DC Metro Spotlight: January 2008

Days of Wonder

By Washington, DC
Jesse JP Johnson, Adam Halpin,
Charlie Brady, and Steven Booth
in Glory Days
Jesse JP Johnson, Adam Halpin,
Charlie Brady, and Steven Booth
in Glory Days
2008 brings with it plenty of brand new work to debut on the stages of the nation's capital. Three years ago, Signature Theatre artistic director Eric Schaeffer was boldly approached by two young men who wanted him to listen to some music they had written. Now, composer/lyricist Nick Blaemire and writer James Gardiner, both 23, will see their very first musical, Glory Days (January 15-February 17), have its world premiere at Signature. A year after graduation, four high school friends attempt to reconnect in a poignant, coming-of-age story, which blends pop, folk, and contemporary rock music.

Music, particularly percussion, plays a significant role in Tarrell Alvin McCraney's The Brothers Size (January 2-February 10) at Studio Theatre. This tense tale of two Louisiana brothers and the mysterious man who threatens to drive them apart has already thrilled audiences in Connecticut, New York, and London.

Two legendary songbirds are represented on local stages. Cookin' at the Cookery (Metrostage, January 24-March 9) is a musical about blues and jazz singer Alberta Hunter, while Ella (Arena Stage, now through February 24) stars Tina Fabrique as the late, great Ella Fitzgerald.

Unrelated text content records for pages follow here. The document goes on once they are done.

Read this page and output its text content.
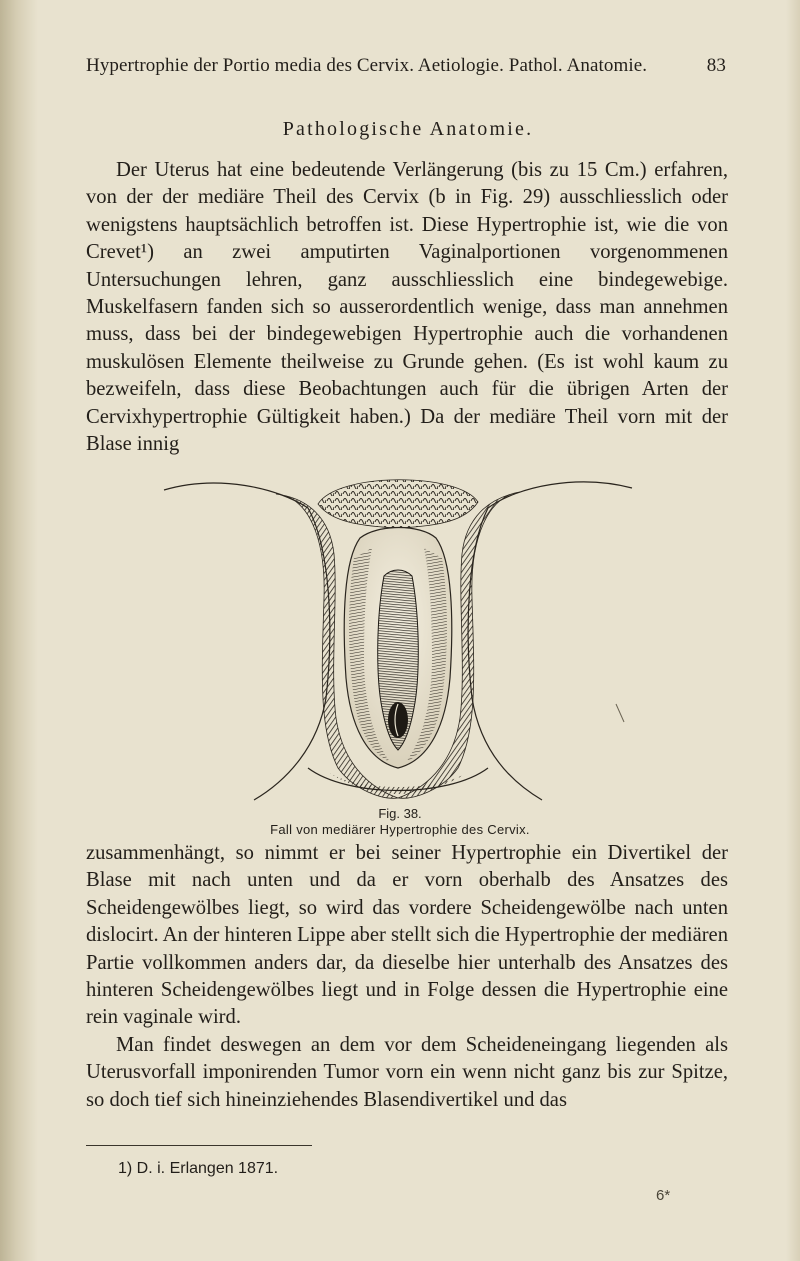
Hypertrophie der Portio media des Cervix. Aetiologie. Pathol. Anatomie.	83
Pathologische Anatomie.

Der Uterus hat eine bedeutende Verlängerung (bis zu 15 Cm.) erfahren, von der der mediäre Theil des Cervix (b in Fig. 29) ausschliesslich oder wenigstens hauptsächlich betroffen ist. Diese Hypertrophie ist, wie die von Crevet¹) an zwei amputirten Vaginalportionen vorgenommenen Untersuchungen lehren, ganz ausschliesslich eine bindegewebige. Muskelfasern fanden sich so ausserordentlich wenige, dass man annehmen muss, dass bei der bindegewebigen Hypertrophie auch die vorhandenen muskulösen Elemente theilweise zu Grunde gehen. (Es ist wohl kaum zu bezweifeln, dass diese Beobachtungen auch für die übrigen Arten der Cervixhypertrophie Gültigkeit haben.) Da der mediäre Theil vorn mit der Blase innig

Fig. 38.
Fall von mediärer Hypertrophie des Cervix.

zusammenhängt, so nimmt er bei seiner Hypertrophie ein Divertikel der Blase mit nach unten und da er vorn oberhalb des Ansatzes des Scheidengewölbes liegt, so wird das vordere Scheidengewölbe nach unten dislocirt. An der hinteren Lippe aber stellt sich die Hypertrophie der mediären Partie vollkommen anders dar, da dieselbe hier unterhalb des Ansatzes des hinteren Scheidengewölbes liegt und in Folge dessen die Hypertrophie eine rein vaginale wird.

Man findet deswegen an dem vor dem Scheideneingang liegenden als Uterusvorfall imponirenden Tumor vorn ein wenn nicht ganz bis zur Spitze, so doch tief sich hineinziehendes Blasendivertikel und das

1) D. i. Erlangen 1871.
6*
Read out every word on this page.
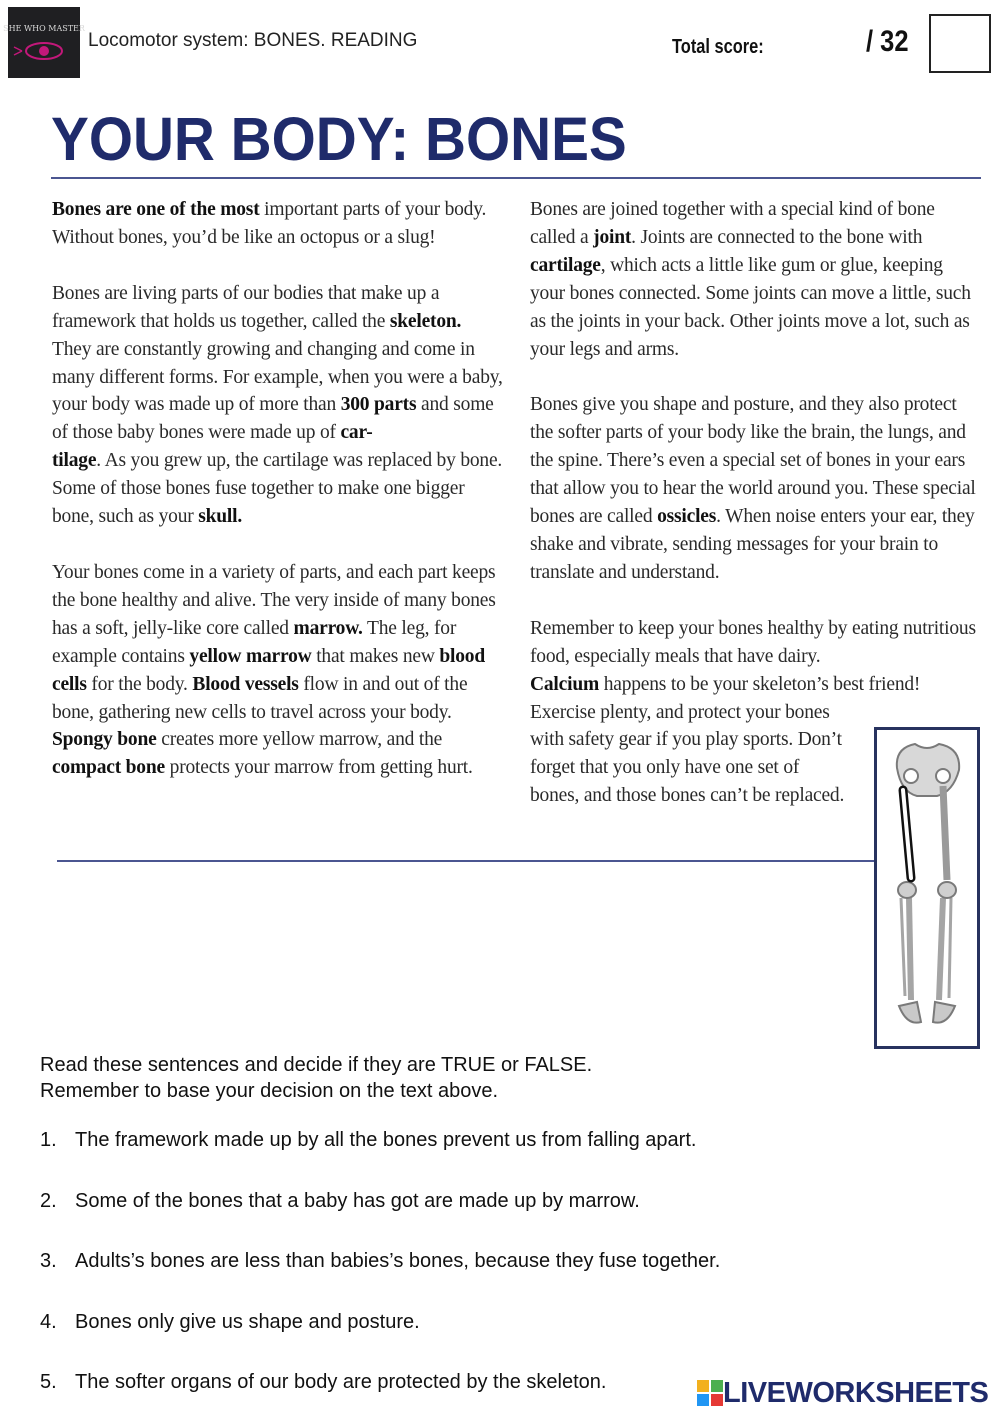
SHE WHO MASTER
Locomotor system: BONES. READING	Total score:	/ 32
YOUR BODY: BONES

Bones are one of the most important parts of your body. Without bones, you’d be like an octopus or a slug!

Bones are living parts of our bodies that make up a framework that holds us together, called the skeleton. They are constantly growing and changing and come in many different forms. For example, when you were a baby, your body was made up of more than 300 parts and some of those baby bones were made up of car-
tilage. As you grew up, the cartilage was replaced by bone. Some of those bones fuse together to make one bigger bone, such as your skull.

Your bones come in a variety of parts, and each part keeps the bone healthy and alive. The very inside of many bones has a soft, jelly-like core called marrow. The leg, for example contains yellow marrow that makes new blood cells for the body. Blood vessels flow in and out of the bone, gathering new cells to travel across your body. Spongy bone creates more yellow marrow, and the compact bone protects your marrow from getting hurt.

Bones are joined together with a special kind of bone called a joint. Joints are connected to the bone with cartilage, which acts a little like gum or glue, keeping your bones connected. Some joints can move a little, such as the joints in your back. Other joints move a lot, such as your legs and arms.

Bones give you shape and posture, and they also protect the softer parts of your body like the brain, the lungs, and the spine. There’s even a special set of bones in your ears that allow you to hear the world around you. These special bones are called ossicles. When noise enters your ear, they shake and vibrate, sending messages for your brain to translate and understand.

Remember to keep your bones healthy by eating nutritious food, especially meals that have dairy.
Calcium happens to be your skeleton’s best friend!
Exercise plenty, and protect your bones
with safety gear if you play sports. Don’t
forget that you only have one set of
bones, and those bones can’t be replaced.

Read these sentences and decide if they are TRUE or FALSE.
Remember to base your decision on the text above.
1. The framework made up by all the bones prevent us from falling apart.
2. Some of the bones that a baby has got are made up by marrow.
3. Adults’s bones are less than babies’s bones, because they fuse together.
4. Bones only give us shape and posture.
5. The softer organs of our body are protected by the skeleton.	LIVEWORKSHEETS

Woolly Mammoth Theatre Company has an unusually busy month, including the world premiere of Laura Schellhardt's "supernatural fable" The K of D, an urban legend (January 16-February 10), in which Kimberly Gilbert brings an entire town to life as a woman who seems to have received an eerie power from the dying kiss of her twin brother. A sold-out hit at last summer's Fringe Festival, Too Much Light Makes The Baby Go Blind (January 4-13) is at the Mainstage for a brief encore. Written, directed, and performed by Chicago's Neo-Futurists, the riotous show is a constantly changing attempt to "perform 30 plays in 60 minutes." It will be followed by the national tour of award-winning solo piece No Child... (January 21-February 17), based on writer-performer Nilaja Sun's experience as a teaching artist in the New York City school system.

The Shakespeare Theatre Company offers Argonautika (January 15-March 2), a new take on the Greek myth of Jason and the Argonauts from award-winning writer/director Mary Zimmerman. STC also has a special treat for the kids, with local playwright Norman Allen's On the Eve of Friday Morning (January 12-19), a modern retelling of a classic Persian folktale. A girl spends a night awaiting word of her imprisoned father's fate in contemporary Iran; yet magically, she travels to a distant time to meet strange characters and learn the power of storytelling.

Out in Arlington, Charter Theatre debuts Keith Bridges' dark comedy F. U. -- or, Forgive Us, What Did You Think We Meant? (Theatre on the Run, January 11-February 2); Cops (January 4-January 26), a ground-breaking thriller by Terry Curtis Fox, plays Gunston Arts Center's Theater Two; and Synetic Theatre takes on Romeo and Juliet (Rosslyn Spectrum, January 26-March 8), adding Shakespeare's tragedy of young love to their wordless repertoire of adaptations based on their unique fusion of movement and music.